La calefacción era potente, pero no bastaba. Se acurrucó más en el abrigo de él. Las solapas eran de terciopelo y ella percibía el olor característico de las prendas nuevas.

- ¿Quieres contarme cómo fue? -preguntó él.

La muchacha negó con la cabeza. Los asientos eran mullidos y suaves; el motor estaba silencioso. Escuchó, pero no oyó ningún otro coche. Miró el retrovisor. Nada detrás, nada al frente. ¿Cuándo lo hubo? Tomó conciencia de los ojos oscuros de El Jalil, que la observaban.

- No te preocupes. Te cuidaremos. Te lo prometo. Me alegra que sientas pesar. Otros, cuando matan, ríen y se consideran vencedores. Se emborrachan, se arrancan las ropas como animales. Yo he visto todo eso. Pero tú…, tú sollozas. Eso es muy bueno.

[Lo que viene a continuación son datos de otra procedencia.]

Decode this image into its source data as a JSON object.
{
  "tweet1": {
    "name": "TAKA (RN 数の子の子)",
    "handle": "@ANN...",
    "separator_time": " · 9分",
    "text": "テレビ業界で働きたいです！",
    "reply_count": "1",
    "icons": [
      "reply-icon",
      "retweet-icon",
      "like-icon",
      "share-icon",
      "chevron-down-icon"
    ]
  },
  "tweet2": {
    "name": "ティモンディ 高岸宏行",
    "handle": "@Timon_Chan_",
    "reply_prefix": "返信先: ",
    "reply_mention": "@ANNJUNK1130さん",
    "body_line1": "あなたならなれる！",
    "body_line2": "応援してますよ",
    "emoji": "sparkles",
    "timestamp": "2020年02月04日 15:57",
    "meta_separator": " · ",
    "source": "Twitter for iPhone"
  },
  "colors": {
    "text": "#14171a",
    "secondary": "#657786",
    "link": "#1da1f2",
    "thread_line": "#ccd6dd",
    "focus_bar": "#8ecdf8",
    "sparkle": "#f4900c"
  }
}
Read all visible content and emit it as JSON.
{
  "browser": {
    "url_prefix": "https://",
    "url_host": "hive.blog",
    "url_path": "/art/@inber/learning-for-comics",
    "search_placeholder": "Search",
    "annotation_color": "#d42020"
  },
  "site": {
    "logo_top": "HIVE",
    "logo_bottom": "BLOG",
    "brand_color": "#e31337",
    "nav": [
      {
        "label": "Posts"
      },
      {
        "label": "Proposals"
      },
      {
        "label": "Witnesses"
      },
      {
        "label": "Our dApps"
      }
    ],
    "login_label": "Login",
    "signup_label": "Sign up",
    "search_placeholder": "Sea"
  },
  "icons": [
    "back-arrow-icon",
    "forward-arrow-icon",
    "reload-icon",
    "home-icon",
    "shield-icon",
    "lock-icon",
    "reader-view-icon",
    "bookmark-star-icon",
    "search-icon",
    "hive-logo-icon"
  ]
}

La casa estaba junto a un lago y el lago en un valle profundo. El Jalil pasó por delante dos veces antes de volver al camino, y sus ojos, al mirar a los lados, eran los ojos de Joseph, oscuros y resueltos y omnividentes. Se trataba de una cabaña moderna, el segundo hogar de un hombre rico. Tenía paredes blancas y ventanas árabes y un tejado rojo en pendiente, en el que la nieve no podía asentarse. El garaje estaba unido a la casa y sus puertas se encontraban abiertas. Cuando hubieron entrado, se cerraron. El paró el motor y extrajo de la chaqueta una pistola automática de largo cañón. El Jalil, el tirador manco. Ella permaneció en el automóvil, contemplando la leña apilada junto al muro posterior. El hombre abrió la puerta del lado de la muchacha.

- Ve detrás de mí. A tres metros, no más cerca.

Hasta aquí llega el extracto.